With the notable exception of kente cloth, many recognizable African prints today are based on Indonesian batiks. Known as African wax block prints, or Dutch wax prints, they were introduced to West Africa by Dutch merchants in the mid-1800s after the Dutch tried to imitate traditional batik fabrics through machine-made work but found that their mechanized fabrics failed to penetrate the Indonesian market.
Vlisco, a Dutch fabric company established in the Netherlands in 1846, designed and produced cloth sold all over West Africa. Today it continues to design many of the most popular fabrics sold in the region, though the cloth itself is named and given its particular cultural significance by local women.
Even dashiki tops, as popularized in the United States in the late 1960s, were styled from Vlisco’s Angelina print, which in turn was taken from a long-standing West African tunic design.

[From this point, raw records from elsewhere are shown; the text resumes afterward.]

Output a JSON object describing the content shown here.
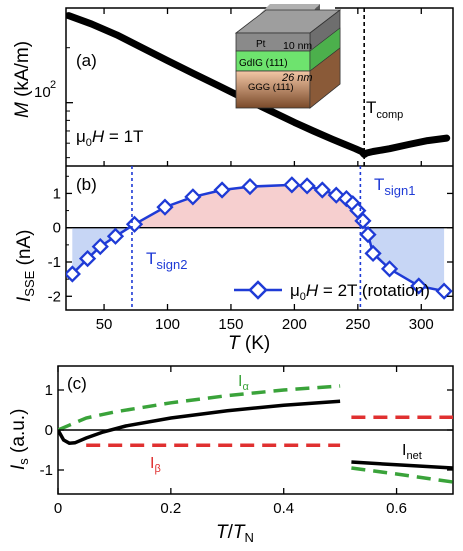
{
  "chart_data": [
    {
      "panel": "(a)",
      "type": "line",
      "ylabel": "M (kA/m)",
      "yscale": "log",
      "y_tick_label": "10",
      "y_tick_exponent": "2",
      "xlim": [
        20,
        325
      ],
      "field_label": "μ0H = 1T",
      "annotations": {
        "t_comp": "Tcomp",
        "t_comp_x": 255
      },
      "inset_layers": [
        "Pt",
        "GdIG (111)",
        "GGG (111)"
      ],
      "inset_thickness": [
        "10 nm",
        "26 nm"
      ],
      "series": [
        {
          "name": "M",
          "color": "#000000",
          "x": [
            22,
            40,
            60,
            80,
            100,
            120,
            140,
            160,
            180,
            200,
            215,
            230,
            240,
            248,
            253,
            255,
            257,
            262,
            275,
            290,
            305,
            320
          ],
          "y": [
            300,
            270,
            235,
            200,
            170,
            145,
            124,
            106,
            91,
            78,
            70,
            63,
            59,
            56,
            54,
            52,
            53,
            54,
            56,
            59,
            62,
            64
          ]
        }
      ]
    },
    {
      "panel": "(b)",
      "type": "line",
      "xlabel": "T (K)",
      "ylabel": "ISSE (nA)",
      "xlim": [
        20,
        325
      ],
      "ylim": [
        -2.4,
        1.8
      ],
      "x_ticks": [
        50,
        100,
        150,
        200,
        250,
        300
      ],
      "y_ticks": [
        -2,
        -1,
        0,
        1
      ],
      "annotations": {
        "t_sign1": "Tsign1",
        "t_sign1_x": 252,
        "t_sign2": "Tsign2",
        "t_sign2_x": 72
      },
      "series": [
        {
          "name": "μ0H = 2T (rotation)",
          "color": "#1f3bd6",
          "marker": "diamond",
          "x": [
            25,
            37,
            47,
            59,
            74,
            98,
            120,
            143,
            165,
            198,
            210,
            222,
            233,
            241,
            246,
            250,
            254,
            258,
            262,
            275,
            298,
            318
          ],
          "y": [
            -1.35,
            -0.9,
            -0.55,
            -0.25,
            0.1,
            0.6,
            0.9,
            1.1,
            1.2,
            1.25,
            1.22,
            1.1,
            0.95,
            0.85,
            0.7,
            0.5,
            0.2,
            -0.2,
            -0.75,
            -1.2,
            -1.7,
            -1.85
          ]
        }
      ]
    },
    {
      "panel": "(c)",
      "type": "line",
      "xlabel": "T/TN",
      "ylabel": "Is (a.u.)",
      "xlim": [
        0,
        0.7
      ],
      "ylim": [
        -1.6,
        1.6
      ],
      "x_ticks": [
        0,
        0.2,
        0.4,
        0.6
      ],
      "y_ticks": [
        -1,
        0,
        1
      ],
      "series": [
        {
          "name": "Iα",
          "color": "#3aa33a",
          "style": "dashed",
          "segments": [
            {
              "x": [
                0.0,
                0.02,
                0.05,
                0.1,
                0.2,
                0.3,
                0.4,
                0.5
              ],
              "y": [
                0.0,
                0.12,
                0.3,
                0.45,
                0.68,
                0.86,
                1.0,
                1.1
              ]
            },
            {
              "x": [
                0.52,
                0.6,
                0.7
              ],
              "y": [
                -0.95,
                -1.1,
                -1.3
              ]
            }
          ]
        },
        {
          "name": "Iβ",
          "color": "#e03030",
          "style": "dashed",
          "segments": [
            {
              "x": [
                0.05,
                0.5
              ],
              "y": [
                -0.38,
                -0.38
              ]
            },
            {
              "x": [
                0.52,
                0.7
              ],
              "y": [
                0.32,
                0.32
              ]
            }
          ]
        },
        {
          "name": "Inet",
          "color": "#000000",
          "style": "solid",
          "segments": [
            {
              "x": [
                0.0,
                0.01,
                0.02,
                0.03,
                0.05,
                0.08,
                0.12,
                0.2,
                0.3,
                0.4,
                0.5
              ],
              "y": [
                0.0,
                -0.25,
                -0.33,
                -0.32,
                -0.2,
                -0.05,
                0.1,
                0.3,
                0.48,
                0.62,
                0.72
              ]
            },
            {
              "x": [
                0.52,
                0.6,
                0.7
              ],
              "y": [
                -0.8,
                -0.87,
                -0.95
              ]
            }
          ]
        }
      ],
      "labels": {
        "i_alpha": "I",
        "i_alpha_sub": "α",
        "i_beta": "I",
        "i_beta_sub": "β",
        "i_net": "I",
        "i_net_sub": "net"
      }
    }
  ],
  "text": {
    "panel_a": "(a)",
    "panel_b": "(b)",
    "panel_c": "(c)",
    "m_label_m": "M",
    "m_label_unit": " (kA/m)",
    "a_y_tick_base": "10",
    "a_y_tick_exp": "2",
    "mu": "μ",
    "zero_sub": "0",
    "h_italic": "H",
    "field_a_val": " = 1T",
    "field_b_val": " = 2T (rotation)",
    "tcomp_t": "T",
    "tcomp_sub": "comp",
    "tsign1_t": "T",
    "tsign1_sub": "sign1",
    "tsign2_t": "T",
    "tsign2_sub": "sign2",
    "b_ylabel_i": "I",
    "b_ylabel_sub": "SSE",
    "b_ylabel_unit": " (nA)",
    "b_xlabel_t": "T",
    "b_xlabel_unit": " (K)",
    "c_ylabel_i": "I",
    "c_ylabel_sub": "s",
    "c_ylabel_unit": " (a.u.)",
    "c_xlabel_t": "T",
    "c_xlabel_slash": "/",
    "c_xlabel_tn": "T",
    "c_xlabel_n": "N",
    "inset_pt": "Pt",
    "inset_gdig": "GdIG (111)",
    "inset_ggg": "GGG (111)",
    "inset_10nm": "10 nm",
    "inset_26nm": "26 nm"
  }
}
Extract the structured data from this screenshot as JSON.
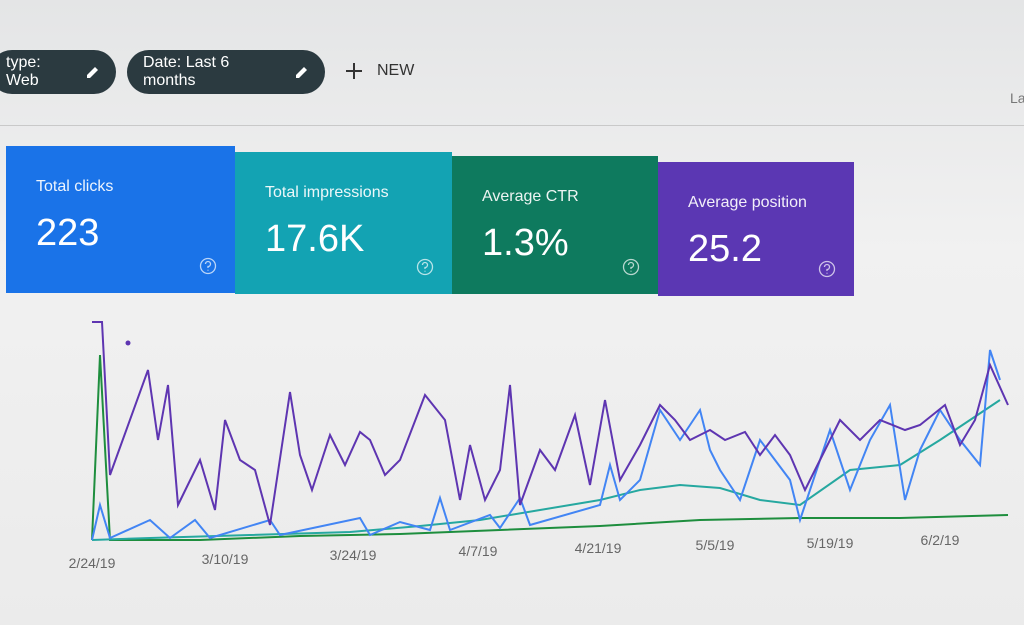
{
  "filters": [
    {
      "label": "type: Web"
    },
    {
      "label": "Date: Last 6 months"
    }
  ],
  "new_button": "NEW",
  "partial_text": "La",
  "metrics": [
    {
      "label": "Total clicks",
      "value": "223"
    },
    {
      "label": "Total impressions",
      "value": "17.6K"
    },
    {
      "label": "Average CTR",
      "value": "1.3%"
    },
    {
      "label": "Average position",
      "value": "25.2"
    }
  ],
  "chart": {
    "x_labels": [
      "2/24/19",
      "3/10/19",
      "3/24/19",
      "4/7/19",
      "4/21/19",
      "5/5/19",
      "5/19/19",
      "6/2/19"
    ]
  }
}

For centuries, patterns have been a way to communicate without saying a word, and it can be jarring for some to see these designs worn without regard to their original messages. (Some of the cloth used now for shorts, halter dresses and jumpsuits holds specific meaning in Nigeria or Ghana, where it may signal that one is pregnant, newly married or mourning a relative.) But others said there is no way to stop cultural innovation.
“There is a time to say you want to wear something because you look really good in it and you like it,” said Paulette Young, director of the Young Robertson Gallery in New York, which specializes in the visual arts of Africa. “And that’s OK, too.” Young wrote her dissertation on the Dutch origins of African wax fabrics.
Scot Brown, an associate professor at UCLA and a historian of African American social movements and popular culture, is not worried about whether ankara print will lose its significance for the African American community if it goes mainstream. Although he loves his D’iyanu blazers, he sees the innovative use of this print for Western business clothes as another sign that African fashion will constantly evolve and adapt to changing conditions.
“When something goes mainstream, there is always some new underground thing happening,” Brown said, adding that expressions of Black pride will simply evolve and take up new forms. “Africa style is such a vast, almost infinite body of creativity that you don’t ever have to worry about running out of creative gas.”